Understanding Contact Drivers

(Note: The following is part of a new eBook from ICMI on contact center metrics, which will be released in October. Check back for announcements on availability.)

Executives of a business-to-business company that provides HR and payroll services met to discuss service strategy. They have an award-winning contact center, but were seeing warning signs of changes in customer expectations and were concerned about a growing number of “isolated” service delivery problems.

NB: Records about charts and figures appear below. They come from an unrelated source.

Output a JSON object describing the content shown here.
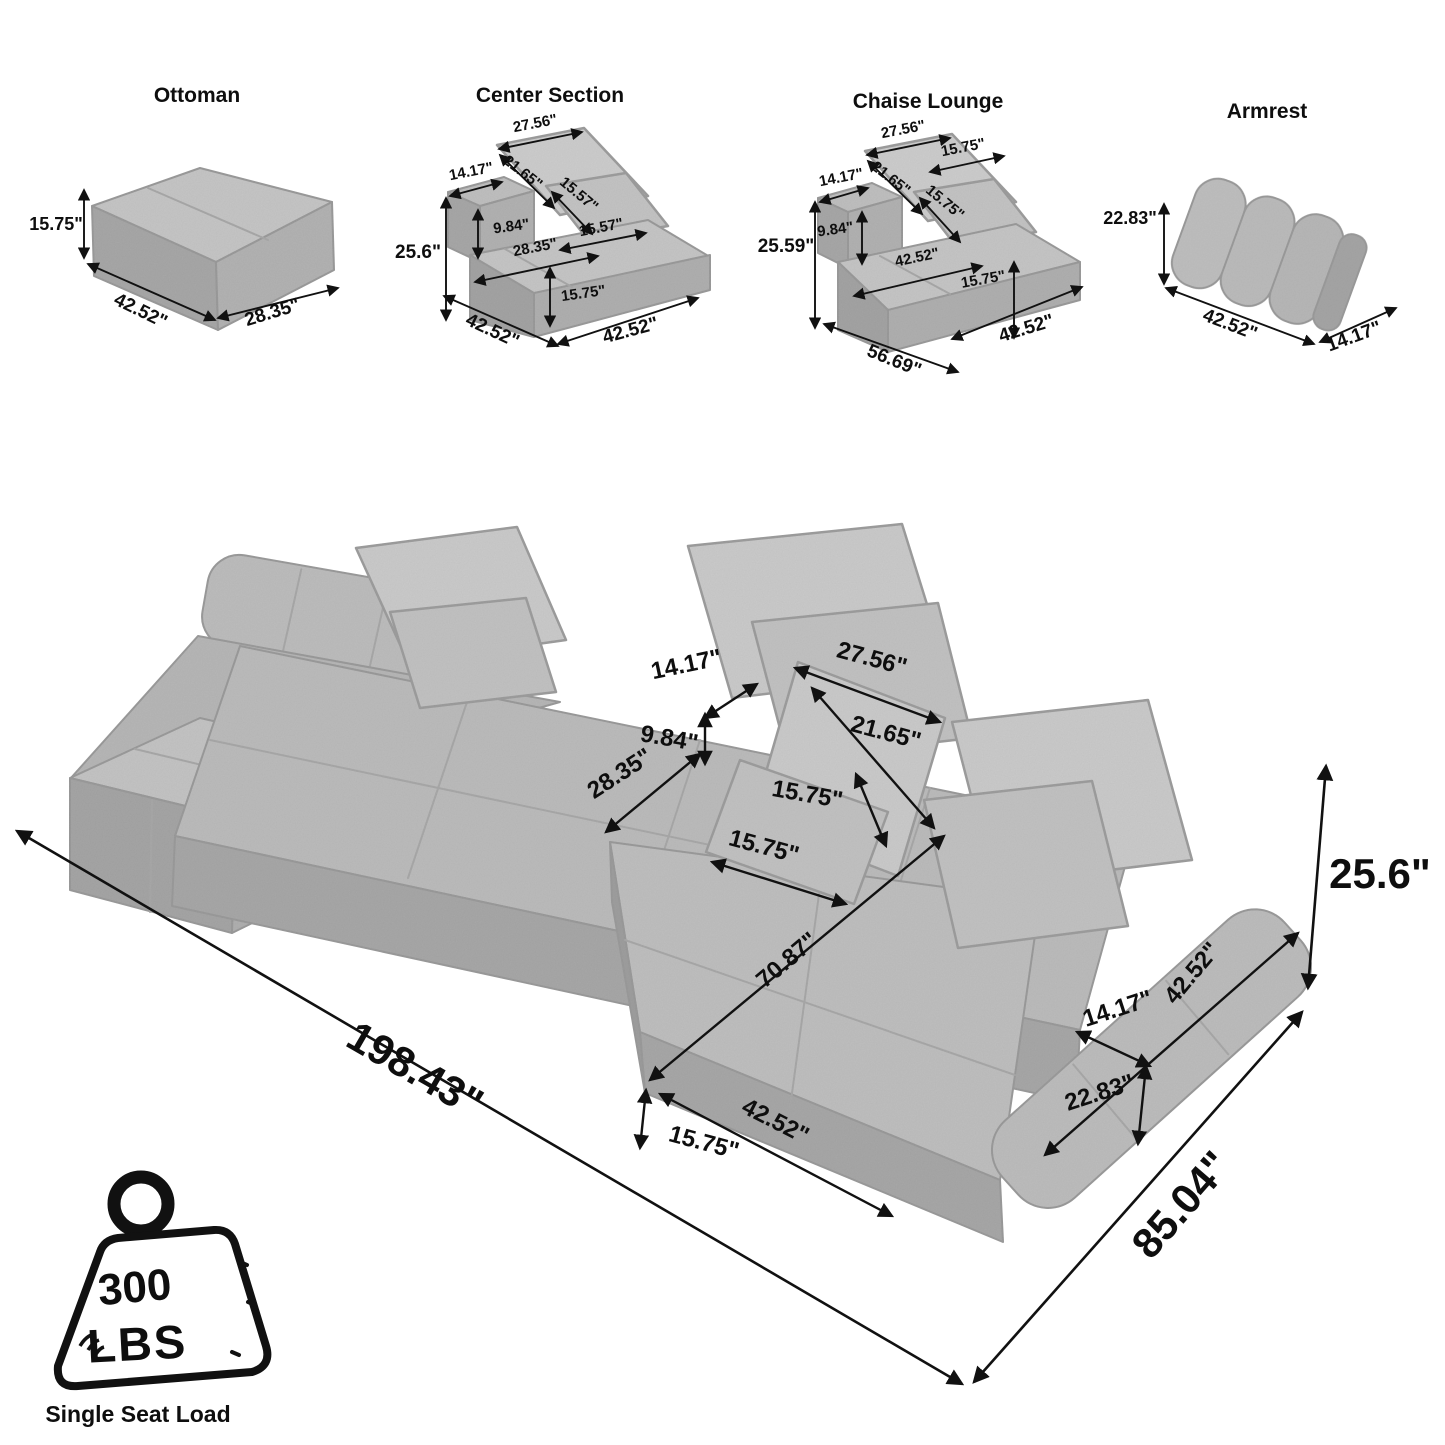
{
  "colors": {
    "background": "#ffffff",
    "sofa_light": "#c6c6c6",
    "sofa_mid": "#b4b4b4",
    "sofa_dark": "#a4a4a4",
    "pillow": "#cbcbcb",
    "line": "#111111"
  },
  "components": {
    "ottoman": {
      "title": "Ottoman",
      "labels": {
        "height": "15.75\"",
        "width": "42.52\"",
        "depth": "28.35\""
      }
    },
    "center_section": {
      "title": "Center Section",
      "labels": {
        "pillow_top": "27.56\"",
        "pillow_diag": "21.65\"",
        "back_depth": "14.17\"",
        "pillow_small_h": "15.57\"",
        "back_rise": "9.84\"",
        "pillow_small_w": "15.57\"",
        "height": "25.6\"",
        "seat_depth": "28.35\"",
        "seat_height": "15.75\"",
        "width_left": "42.52\"",
        "width_right": "42.52\""
      }
    },
    "chaise_lounge": {
      "title": "Chaise Lounge",
      "labels": {
        "pillow_top": "27.56\"",
        "pillow_diag": "21.65\"",
        "pillow_small_top": "15.75\"",
        "back_depth": "14.17\"",
        "pillow_small_h": "15.75\"",
        "back_rise": "9.84\"",
        "height": "25.59\"",
        "seat_depth": "42.52\"",
        "seat_height": "15.75\"",
        "length": "56.69\"",
        "width": "42.52\""
      }
    },
    "armrest": {
      "title": "Armrest",
      "labels": {
        "height": "22.83\"",
        "length": "42.52\"",
        "depth": "14.17\""
      }
    }
  },
  "main": {
    "labels": {
      "back_depth": "14.17\"",
      "pillow_top": "27.56\"",
      "pillow_diag": "21.65\"",
      "back_rise": "9.84\"",
      "pillow_h": "15.75\"",
      "seat_depth": "28.35\"",
      "pillow_w": "15.75\"",
      "chaise_length": "70.87\"",
      "armrest_length": "42.52\"",
      "armrest_depth": "14.17\"",
      "armrest_height": "22.83\"",
      "front_width": "42.52\"",
      "seat_height": "15.75\"",
      "total_length": "198.43\"",
      "total_depth": "85.04\"",
      "total_height": "25.6\""
    }
  },
  "load_badge": {
    "value": "300",
    "unit": "LBS",
    "caption": "Single Seat Load"
  }
}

As questions came up about social, mobile and other fast-evolving channels, they toggled through a few social sites on a laptop projecting onto a screen. When they landed on their Facebook page, you could hear an audible gasp. Alongside well-intentioned and upbeat messages from the company was a string of posts from frustrated customers who needed help with a simple password reset. The contrast was glaring.

This led to a rapid-fire round of questions among the group. Why could these customers not get through using “normal” channels? Why was marketing not monitoring these posts, and why weren’t they reaching out to the contact center for help? Why wasn’t the contact center knocking on their door to help?

Welcome to a new era of customer access, characterized by multiple contact channels, expectations for virtually immediate service, and every customer armed with the means to broadcast their experience. Along with positioning the contact center to effectively handle these interactions, there is an even bigger opportunity: identifying and preventing the problems causing them in the first place.

Our advice falls into five overarching recommendations:

  1. shutterstock_242467771 graphTrack the reasons for contacts as specifically as feasible. This typically involves developing a hierarchical classification approach that presents agents with a menu of several levels—each having five to ten categories. This results in codes (125-plus) that can provide detailed insight into drivers.
  1. Track drivers across all contact channels (including traditional, social, mobile—the gamut). Use the same classification system across all interactions, and equip agents to use it consistently. Ensure that training, coaching and quality monitoring treat this aspect of contact handling as a priority.
  1. Graph the frequency of top drivers to identify trends. Simple line charts that show the relative occurrence of the ten or fifteen most common drivers can help identify priorities and the communicate effectiveness of improvement efforts.
  1. Act on what you’re learning. Work with colleagues across the organization to address issues at the source. This is where specificity of drivers is so important—it’s helpful to know that billing questions are causing contacts, but even more so to be able to drill down and see that relative changes related to seasonality is the main culprit. That provides an opportunity to improve how the information is presented to customers on statements.
  1. Communicate back to the contact center (and broader organization) the progress you are making in preventing or encouraging various types of contacts. Addressing the issues driving contacts leads to improvements in products, services, processes, roles and responsibilities, and communication. These efforts involve the broader organization (and suppliers) and inherently raise the contact center’s visibility and strategic value.